The night before Corbett was to fly out, the Times published a story by Rosenberg about a soft coup being discussed by some of Karzai’s subordinates. “Karzai was furious,” Corbett recalled in an email detailing the trip. “It was pretty clear the interview would be off. The bigger question was what would happen to Matt.”
The Times decided it would be a good idea to have a high-ranking editor in Kabul no matter what.
During Corbett’s 16-hour flight to Afghanistan, Karzai alternated between threatening to kick Rosenberg out of the country and threatening to hold him there. “Usually angry governments throw correspondents out, not make them stay,” Corbett noted.
She had dinner that night with Times Kabul Bureau Chief Rod Nordland and diplomats, who were adamant that the reporter should leave Afghanistan while he still could.
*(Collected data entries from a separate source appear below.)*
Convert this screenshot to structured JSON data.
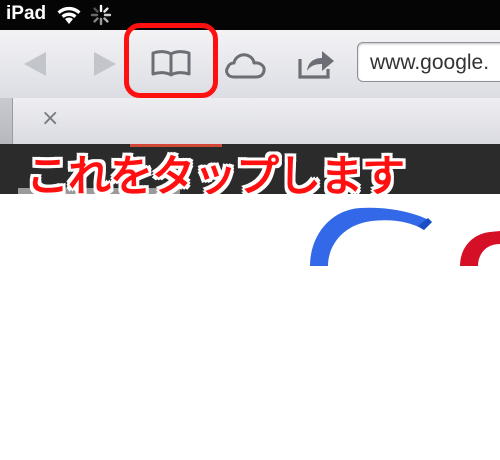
{
  "status_bar": {
    "carrier": "iPad"
  },
  "toolbar": {
    "url_text": "www.google.",
    "icons": [
      "back-arrow-icon",
      "forward-arrow-icon",
      "open-book-icon",
      "cloud-icon",
      "share-icon"
    ]
  },
  "tabs": {
    "close_label": "×"
  },
  "annotation": {
    "caption": "これをタップします",
    "highlight_color": "#ff1010"
  },
  "colors": {
    "status_bar": "#050505",
    "icon_gray": "#6c6e76",
    "google_blue": "#3369e8",
    "google_red": "#d50f25"
  }
}
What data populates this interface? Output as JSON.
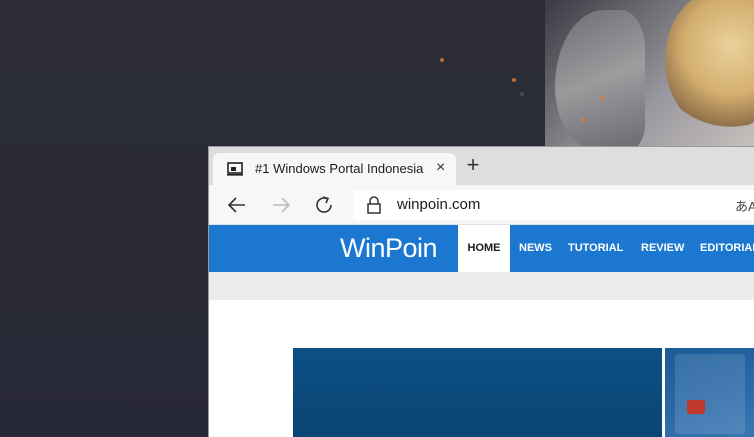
{
  "browser": {
    "tab": {
      "title": "#1 Windows Portal Indonesia",
      "close_glyph": "×",
      "favicon": "laptop-icon"
    },
    "new_tab_glyph": "+",
    "address": {
      "url": "winpoin.com",
      "read_aloud_glyph": "あA"
    },
    "icons": {
      "back": "back-arrow-icon",
      "forward": "forward-arrow-icon",
      "refresh": "refresh-icon",
      "lock": "lock-icon"
    }
  },
  "site": {
    "logo": "WinPoin",
    "nav": [
      {
        "label": "HOME",
        "active": true
      },
      {
        "label": "NEWS",
        "active": false
      },
      {
        "label": "TUTORIAL",
        "active": false
      },
      {
        "label": "REVIEW",
        "active": false
      },
      {
        "label": "EDITORIAL",
        "active": false
      }
    ]
  },
  "colors": {
    "accent": "#1b77d0",
    "desktop": "#2a2b36",
    "hero": "#0d4f84"
  }
}
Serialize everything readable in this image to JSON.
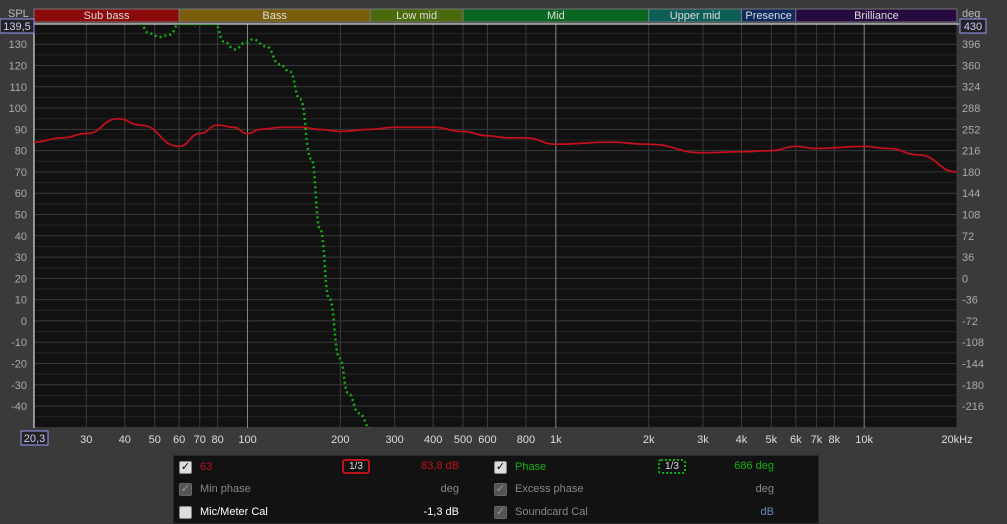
{
  "chart_data": {
    "type": "line",
    "title": "",
    "ylabel": "SPL",
    "ylabel_right": "deg",
    "xlim": [
      20.3,
      20000
    ],
    "ylim": [
      -50.3,
      139.5
    ],
    "ylim_right": [
      -253,
      430
    ],
    "xscale": "log",
    "grid": true,
    "x_min_label": "20,3",
    "y_max_label": "139,5",
    "y_right_max_label": "430",
    "x_ticks": [
      [
        30,
        "30"
      ],
      [
        40,
        "40"
      ],
      [
        50,
        "50"
      ],
      [
        60,
        "60"
      ],
      [
        70,
        "70"
      ],
      [
        80,
        "80"
      ],
      [
        100,
        "100"
      ],
      [
        200,
        "200"
      ],
      [
        300,
        "300"
      ],
      [
        400,
        "400"
      ],
      [
        500,
        "500"
      ],
      [
        600,
        "600"
      ],
      [
        800,
        "800"
      ],
      [
        1000,
        "1k"
      ],
      [
        2000,
        "2k"
      ],
      [
        3000,
        "3k"
      ],
      [
        4000,
        "4k"
      ],
      [
        5000,
        "5k"
      ],
      [
        6000,
        "6k"
      ],
      [
        7000,
        "7k"
      ],
      [
        8000,
        "8k"
      ],
      [
        10000,
        "10k"
      ],
      [
        20000,
        "20kHz"
      ]
    ],
    "y_ticks": [
      130,
      120,
      110,
      100,
      90,
      80,
      70,
      60,
      50,
      40,
      30,
      20,
      10,
      0,
      -10,
      -20,
      -30,
      -40
    ],
    "y_right_ticks": [
      396,
      360,
      324,
      288,
      252,
      216,
      180,
      144,
      108,
      72,
      36,
      0,
      -36,
      -72,
      -108,
      -144,
      -180,
      -216
    ],
    "bands": [
      {
        "name": "Sub bass",
        "from": 20.3,
        "to": 60,
        "color": "#8b0a0a"
      },
      {
        "name": "Bass",
        "from": 60,
        "to": 250,
        "color": "#7a5e0c"
      },
      {
        "name": "Low mid",
        "from": 250,
        "to": 500,
        "color": "#4a6a0c"
      },
      {
        "name": "Mid",
        "from": 500,
        "to": 2000,
        "color": "#0a6620"
      },
      {
        "name": "Upper mid",
        "from": 2000,
        "to": 4000,
        "color": "#0e5e58"
      },
      {
        "name": "Presence",
        "from": 4000,
        "to": 6000,
        "color": "#0e2a5e"
      },
      {
        "name": "Brilliance",
        "from": 6000,
        "to": 20000,
        "color": "#260a40"
      }
    ],
    "series": [
      {
        "name": "63",
        "axis": "left",
        "color": "#c0101a",
        "style": "solid",
        "x": [
          20.3,
          25,
          30,
          38,
          45,
          60,
          70,
          80,
          90,
          100,
          110,
          130,
          150,
          170,
          200,
          250,
          300,
          400,
          500,
          600,
          700,
          800,
          1000,
          1500,
          2000,
          3000,
          4000,
          5000,
          6000,
          7000,
          10000,
          12000,
          15000,
          20000
        ],
        "y": [
          84,
          86,
          88,
          95,
          92,
          82,
          88,
          92,
          91,
          88,
          90,
          91,
          91,
          90,
          89,
          90,
          91,
          91,
          89,
          87,
          86,
          86,
          83,
          84,
          83,
          79,
          79.5,
          80,
          82,
          81,
          82,
          81,
          78,
          70
        ]
      },
      {
        "name": "Phase",
        "axis": "right",
        "color": "#12b012",
        "style": "dotted",
        "x": [
          44.8,
          48,
          52,
          56,
          60,
          78.4,
          84,
          91,
          98,
          104,
          115,
          127,
          137,
          148,
          161,
          172,
          184,
          199,
          212,
          230,
          250
        ],
        "y": [
          430,
          414,
          408,
          412,
          430,
          430,
          400,
          387,
          398,
          404,
          392,
          362,
          350,
          303,
          202,
          83,
          -34,
          -135,
          -194,
          -228,
          -253
        ]
      }
    ]
  },
  "legend": {
    "rows": [
      {
        "label": "63",
        "value": "83,8 dB",
        "checked": true,
        "color": "#c0101a",
        "smoothing": "1/3"
      },
      {
        "label": "Min phase",
        "value": "deg",
        "checked": true,
        "disabled": true
      },
      {
        "label": "Mic/Meter Cal",
        "value": "-1,3 dB",
        "checked": false
      },
      {
        "label": "Phase",
        "value": "686 deg",
        "checked": true,
        "color": "#12b012",
        "smoothing": "1/3"
      },
      {
        "label": "Excess phase",
        "value": "deg",
        "checked": true,
        "disabled": true
      },
      {
        "label": "Soundcard Cal",
        "value": "dB",
        "checked": true,
        "disabled": true
      }
    ]
  }
}
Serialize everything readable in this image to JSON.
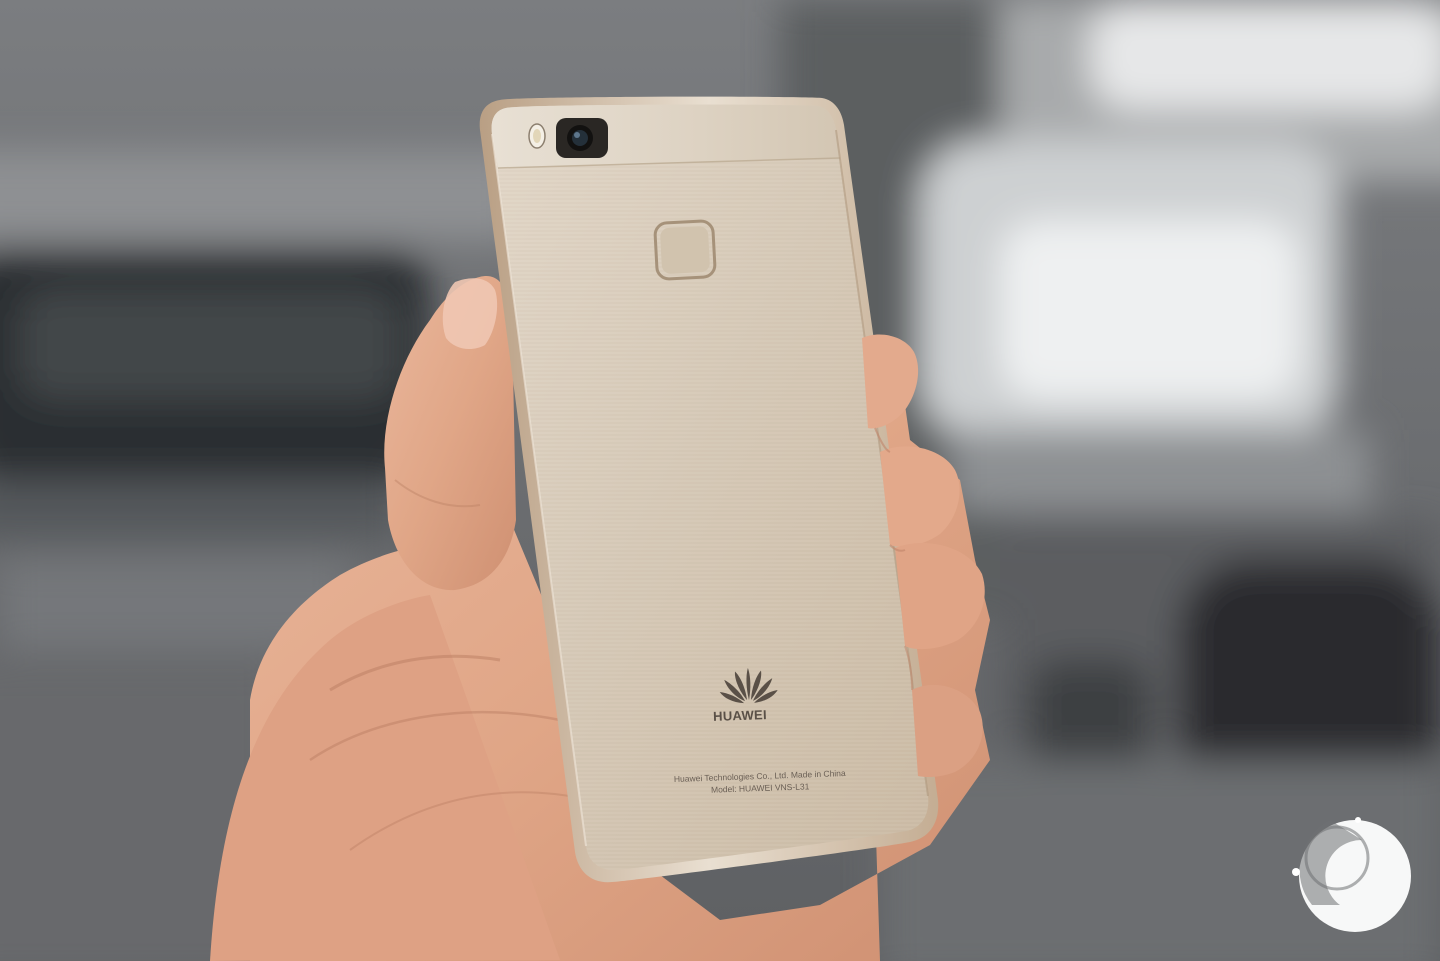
{
  "photo": {
    "subject": "hand holding smartphone",
    "device_text": {
      "brand": "HUAWEI",
      "legal_line_1": "Huawei Technologies Co., Ltd. Made in China",
      "legal_line_2": "Model: HUAWEI VNS-L31"
    },
    "watermark_icon": "frandroid-logo-icon",
    "colors": {
      "background": "#6f7173",
      "phone_body": "#d8ccbb",
      "phone_frame": "#c9b79f",
      "skin": "#e2aa8e",
      "watermark": "#ffffff"
    }
  }
}
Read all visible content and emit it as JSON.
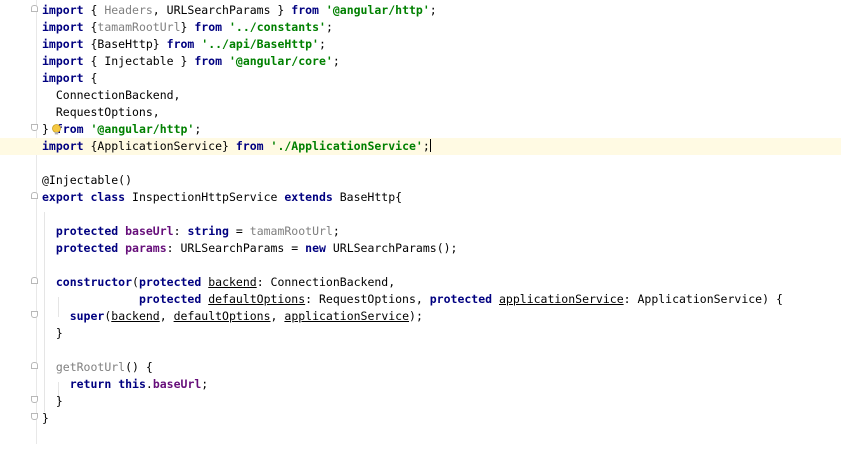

Corbett spent hours on the phone with Times lawyers and editors discussing how to extricate Rosenberg if Karzai chose to detain him. Suddenly, Afghan security officials informed Corbett and Nordland that Rosenberg had to be gone within a day.
“The next morning, Matt and I did a long-planned interview with two Afghans about alleged misconduct by Navy SEALs for an investigative project that he was working on with my team in New York, met with a government minister, and then Matt had to pack his worldly goods and go to the airport, along with our security chief and others, who were worried about some last-minute arrest. He departed safely.”
Corbett stayed on, though.
“Rod and I interviewed Ashraf Ghani, now the president,” Corbett recounted. “I attended a dinner of prominent Afghan women with some female journalists, went to the top of Swimming Pool Hill, where the Taliban executed people in yes, a swimming pool. But it was all pretty anti-climactic compared to Matt’s ouster.”
Corbett’s memory of the action-packed, high-stakes trip? “A fascinating trip,” she wrote with typical understatement.